Even when the aneurysm grows to more than 5.5 cm, what happens next is not always straightforward. Although in an otherwise healthy patient the risk of rupture is greater than that of surgery, aneurysm patients are seldom “otherwise healthy.” An aneurysm is a disease of an artery, and arterial disease rarely exists in isolation. Most patients will have hypertension or a history of myocardial infarction or stroke. Some are diabetic. More often they are heavy smokers and have pulmonary disease. Often comorbidity is discovered during the work-up for aortic surgery, and sometimes the coronary artery disease or lung cancer has to be dealt with first.

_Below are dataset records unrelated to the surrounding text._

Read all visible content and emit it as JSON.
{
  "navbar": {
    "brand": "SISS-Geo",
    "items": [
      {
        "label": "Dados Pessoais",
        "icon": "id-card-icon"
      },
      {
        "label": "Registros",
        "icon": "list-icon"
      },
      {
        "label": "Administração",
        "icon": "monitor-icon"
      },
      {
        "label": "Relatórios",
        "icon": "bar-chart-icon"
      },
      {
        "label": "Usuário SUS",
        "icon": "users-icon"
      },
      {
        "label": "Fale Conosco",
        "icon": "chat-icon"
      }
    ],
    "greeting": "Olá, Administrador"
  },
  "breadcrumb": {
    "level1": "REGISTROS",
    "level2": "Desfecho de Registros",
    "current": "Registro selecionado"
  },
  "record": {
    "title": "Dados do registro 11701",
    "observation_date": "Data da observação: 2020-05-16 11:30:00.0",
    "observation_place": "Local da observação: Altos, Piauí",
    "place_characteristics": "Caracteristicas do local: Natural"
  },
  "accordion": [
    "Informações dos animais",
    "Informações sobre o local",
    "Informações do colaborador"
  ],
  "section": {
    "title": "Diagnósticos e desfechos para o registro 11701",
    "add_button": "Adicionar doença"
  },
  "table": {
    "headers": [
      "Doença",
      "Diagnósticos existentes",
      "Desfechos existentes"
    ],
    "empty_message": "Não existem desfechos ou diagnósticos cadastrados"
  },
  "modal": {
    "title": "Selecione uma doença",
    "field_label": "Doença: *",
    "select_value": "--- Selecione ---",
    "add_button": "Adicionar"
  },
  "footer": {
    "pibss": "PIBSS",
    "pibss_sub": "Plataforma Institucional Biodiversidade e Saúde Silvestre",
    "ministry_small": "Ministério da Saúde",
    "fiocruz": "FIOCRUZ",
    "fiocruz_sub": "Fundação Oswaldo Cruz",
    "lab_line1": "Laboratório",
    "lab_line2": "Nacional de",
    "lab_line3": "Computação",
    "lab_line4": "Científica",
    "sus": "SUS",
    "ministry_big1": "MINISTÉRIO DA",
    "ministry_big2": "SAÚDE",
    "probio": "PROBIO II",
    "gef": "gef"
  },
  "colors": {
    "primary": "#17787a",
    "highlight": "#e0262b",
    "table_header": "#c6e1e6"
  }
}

So aneurysm screening will turn up much more than aortic aneurysms, and the cost of dealing with the comorbidity needs to be included in the cost-benefit analysis. Many patients will not be fit enough to have a repair and will be left knowing that the time bomb in their abdomen doesn’t just have a remote possibility of exploding but is quite likely to do so soon. Admittedly some, probably more than half, of these high risk patients can be treated with an aortic stent6
—a lesser surgical procedure which simply requires access to the femoral arteries by incisions in both groins. The cost effectiveness of this form of treatment is, however, uncertain.7
There is also long term uncertainty about the security of the devices and persistent leaks into the aneurysmal sac (endoleaks).8
So patients with endovascular repairs have a new time bomb in the abdomen—a prosthesis that may come loose or leak (thus revascularising the aneurysm).

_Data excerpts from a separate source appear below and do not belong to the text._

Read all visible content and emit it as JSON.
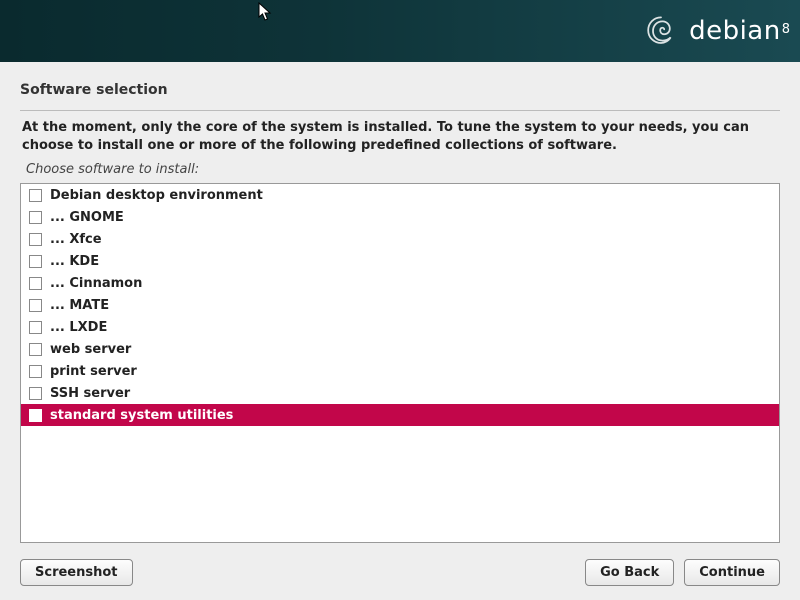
{
  "brand": {
    "name": "debian",
    "version": "8"
  },
  "page": {
    "title": "Software selection",
    "description": "At the moment, only the core of the system is installed. To tune the system to your needs, you can choose to install one or more of the following predefined collections of software.",
    "selector_label": "Choose software to install:"
  },
  "software": {
    "items": [
      {
        "label": "Debian desktop environment",
        "checked": false,
        "selected": false
      },
      {
        "label": "... GNOME",
        "checked": false,
        "selected": false
      },
      {
        "label": "... Xfce",
        "checked": false,
        "selected": false
      },
      {
        "label": "... KDE",
        "checked": false,
        "selected": false
      },
      {
        "label": "... Cinnamon",
        "checked": false,
        "selected": false
      },
      {
        "label": "... MATE",
        "checked": false,
        "selected": false
      },
      {
        "label": "... LXDE",
        "checked": false,
        "selected": false
      },
      {
        "label": "web server",
        "checked": false,
        "selected": false
      },
      {
        "label": "print server",
        "checked": false,
        "selected": false
      },
      {
        "label": "SSH server",
        "checked": false,
        "selected": false
      },
      {
        "label": "standard system utilities",
        "checked": false,
        "selected": true
      }
    ]
  },
  "buttons": {
    "screenshot": "Screenshot",
    "go_back": "Go Back",
    "continue": "Continue"
  },
  "colors": {
    "highlight": "#c2064a",
    "header_gradient_start": "#0a2a2e",
    "header_gradient_end": "#1a4a52"
  }
}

In a minority of patients, the configuration of the aneurysm or the condition of the patient makes even endovascular repair impossible. In any case NHS commissioners take very different views about the extent to which they are prepared to purchase endovascular repair saying (incorrectly9
) that it is still experimental.
In short, many patients will be left with the knowledge that they have a life threatening condition that is liable to cause sudden death and that nothing can be done about it. It doesn’t affect the arithmetic of lives saved but it is a serious social consequence that needs to be thought through. At the very least, as with HIV, any member of the public taking the test will need intensive counselling about the possible consequences that screening might have for their future lives and psychological wellbeing.